Recuerdo que algunas de mis primeras reflexiones en torno a la lectura, data de cuando estudiaba la preparatoria a la vez que me formaba como maestra de educación preescolar, en una escuela especializada en la formación docente llamada Normal para Maestras de Jardín de Niños. En el mismo tiempo, mi hermana mayor cursaba el bachillerato en un centro educativo de vanguardia llamado Colegio de Ciencias y Humanidades (CCH), perteneciente a la Universidad Nacional Autónoma de México (UNAM), al que yo no ingresé por encontrarse en huelga.
Es curioso, o como diría mi hija, peculiar, cómo los hechos se viven diferente desde cada mirada y sentir.
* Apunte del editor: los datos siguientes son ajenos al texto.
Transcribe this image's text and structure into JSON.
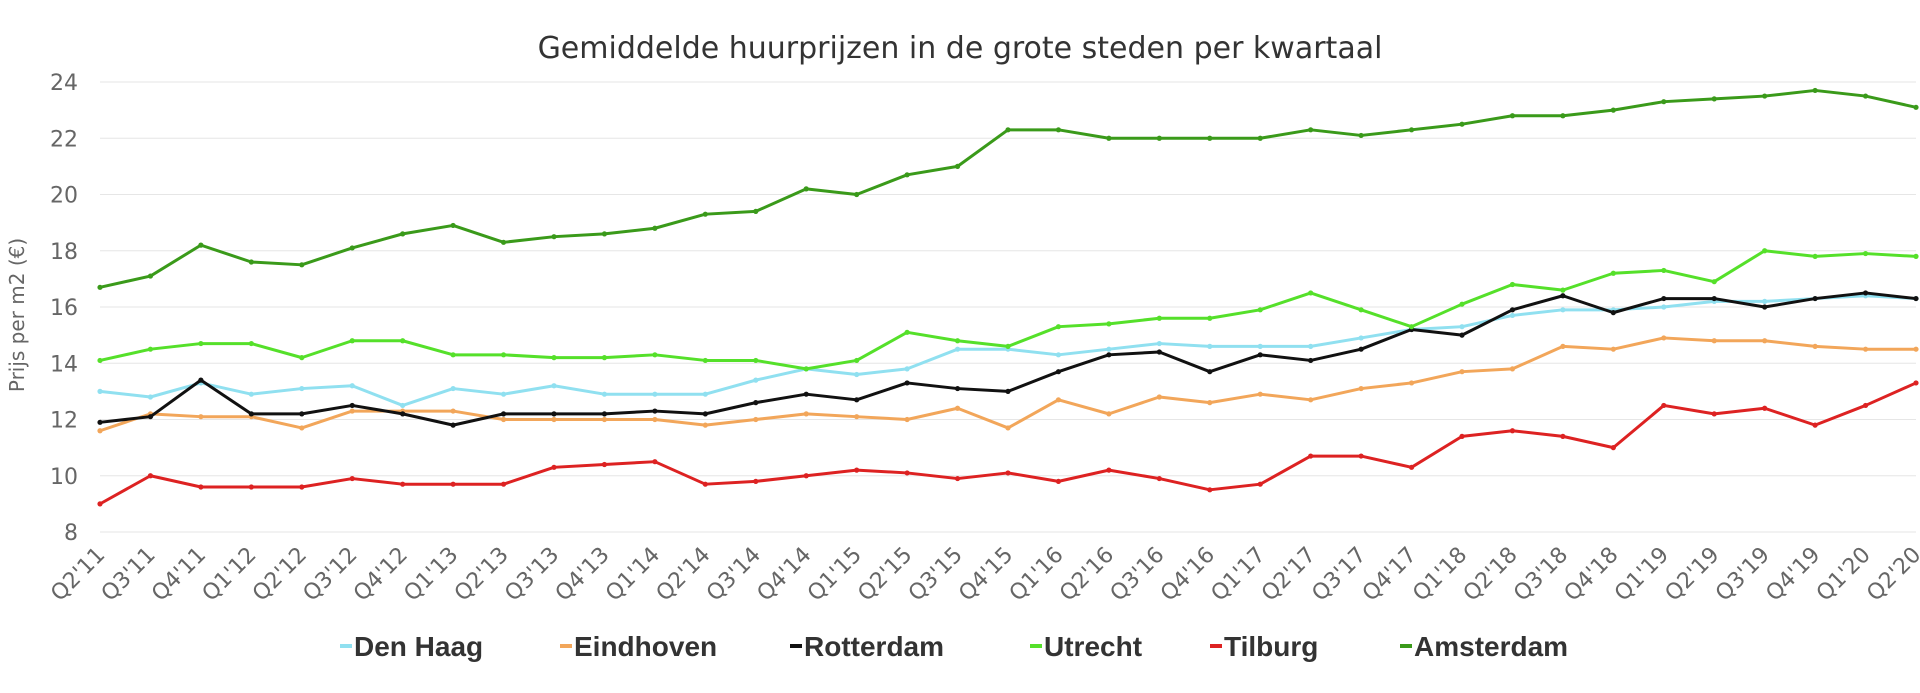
{
  "chart_data": {
    "type": "line",
    "title": "Gemiddelde huurprijzen in de grote steden per kwartaal",
    "ylabel": "Prijs per m2 (€)",
    "xlabel": "",
    "ylim": [
      8,
      24
    ],
    "yticks": [
      8,
      10,
      12,
      14,
      16,
      18,
      20,
      22,
      24
    ],
    "grid": true,
    "legend_position": "bottom",
    "categories": [
      "Q2'11",
      "Q3'11",
      "Q4'11",
      "Q1'12",
      "Q2'12",
      "Q3'12",
      "Q4'12",
      "Q1'13",
      "Q2'13",
      "Q3'13",
      "Q4'13",
      "Q1'14",
      "Q2'14",
      "Q3'14",
      "Q4'14",
      "Q1'15",
      "Q2'15",
      "Q3'15",
      "Q4'15",
      "Q1'16",
      "Q2'16",
      "Q3'16",
      "Q4'16",
      "Q1'17",
      "Q2'17",
      "Q3'17",
      "Q4'17",
      "Q1'18",
      "Q2'18",
      "Q3'18",
      "Q4'18",
      "Q1'19",
      "Q2'19",
      "Q3'19",
      "Q4'19",
      "Q1'20",
      "Q2'20"
    ],
    "series": [
      {
        "name": "Den Haag",
        "color": "#90e0f0",
        "values": [
          13.0,
          12.8,
          13.3,
          12.9,
          13.1,
          13.2,
          12.5,
          13.1,
          12.9,
          13.2,
          12.9,
          12.9,
          12.9,
          13.4,
          13.8,
          13.6,
          13.8,
          14.5,
          14.5,
          14.3,
          14.5,
          14.7,
          14.6,
          14.6,
          14.6,
          14.9,
          15.2,
          15.3,
          15.7,
          15.9,
          15.9,
          16.0,
          16.2,
          16.2,
          16.3,
          16.4,
          16.3
        ]
      },
      {
        "name": "Eindhoven",
        "color": "#f2a65a",
        "values": [
          11.6,
          12.2,
          12.1,
          12.1,
          11.7,
          12.3,
          12.3,
          12.3,
          12.0,
          12.0,
          12.0,
          12.0,
          11.8,
          12.0,
          12.2,
          12.1,
          12.0,
          12.4,
          11.7,
          12.7,
          12.2,
          12.8,
          12.6,
          12.9,
          12.7,
          13.1,
          13.3,
          13.7,
          13.8,
          14.6,
          14.5,
          14.9,
          14.8,
          14.8,
          14.6,
          14.5,
          14.5
        ]
      },
      {
        "name": "Rotterdam",
        "color": "#111111",
        "values": [
          11.9,
          12.1,
          13.4,
          12.2,
          12.2,
          12.5,
          12.2,
          11.8,
          12.2,
          12.2,
          12.2,
          12.3,
          12.2,
          12.6,
          12.9,
          12.7,
          13.3,
          13.1,
          13.0,
          13.7,
          14.3,
          14.4,
          13.7,
          14.3,
          14.1,
          14.5,
          15.2,
          15.0,
          15.9,
          16.4,
          15.8,
          16.3,
          16.3,
          16.0,
          16.3,
          16.5,
          16.3
        ]
      },
      {
        "name": "Utrecht",
        "color": "#55e02a",
        "values": [
          14.1,
          14.5,
          14.7,
          14.7,
          14.2,
          14.8,
          14.8,
          14.3,
          14.3,
          14.2,
          14.2,
          14.3,
          14.1,
          14.1,
          13.8,
          14.1,
          15.1,
          14.8,
          14.6,
          15.3,
          15.4,
          15.6,
          15.6,
          15.9,
          16.5,
          15.9,
          15.3,
          16.1,
          16.8,
          16.6,
          17.2,
          17.3,
          16.9,
          18.0,
          17.8,
          17.9,
          17.8
        ]
      },
      {
        "name": "Tilburg",
        "color": "#dd2222",
        "values": [
          9.0,
          10.0,
          9.6,
          9.6,
          9.6,
          9.9,
          9.7,
          9.7,
          9.7,
          10.3,
          10.4,
          10.5,
          9.7,
          9.8,
          10.0,
          10.2,
          10.1,
          9.9,
          10.1,
          9.8,
          10.2,
          9.9,
          9.5,
          9.7,
          10.7,
          10.7,
          10.3,
          11.4,
          11.6,
          11.4,
          11.0,
          12.5,
          12.2,
          12.4,
          11.8,
          12.5,
          13.3
        ]
      },
      {
        "name": "Amsterdam",
        "color": "#3a9a1a",
        "values": [
          16.7,
          17.1,
          18.2,
          17.6,
          17.5,
          18.1,
          18.6,
          18.9,
          18.3,
          18.5,
          18.6,
          18.8,
          19.3,
          19.4,
          20.2,
          20.0,
          20.7,
          21.0,
          22.3,
          22.3,
          22.0,
          22.0,
          22.0,
          22.0,
          22.3,
          22.1,
          22.3,
          22.5,
          22.8,
          22.8,
          23.0,
          23.3,
          23.4,
          23.5,
          23.7,
          23.5,
          23.1
        ]
      }
    ]
  }
}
Esto es algo que al pasar los años se va aprendiendo y entendiendo, ya que jóvenes solemos pensar, o simplemente asumir, que las circunstancias se perciben de la misma manera por todos quienes las presencian.
Luz tenía 9 años cuando asistía a clases de ballet por las tardes, y esa, precisamente esa tarde no fue la excepción. Sin embargo, hubo una diferencia que pudo haber sido realmente significativa de su futuro y el de su familia. Ese día su papá la llevó a la escuela de danza, lo que no era usual porque su trabajo se lo impedía. Las razones del cambio en la rutina fueron dos: la tristeza que les había causado la muerte de Don Antonio, abuelo de Luz, suegro de Héctor, que sucedió el veintiuno de septiembre de 1968, once días antes del dos de octubre fatídico, y los miedos que habían generado algunas escenas relacionadas con la algarada política que se vivía en aquellos días.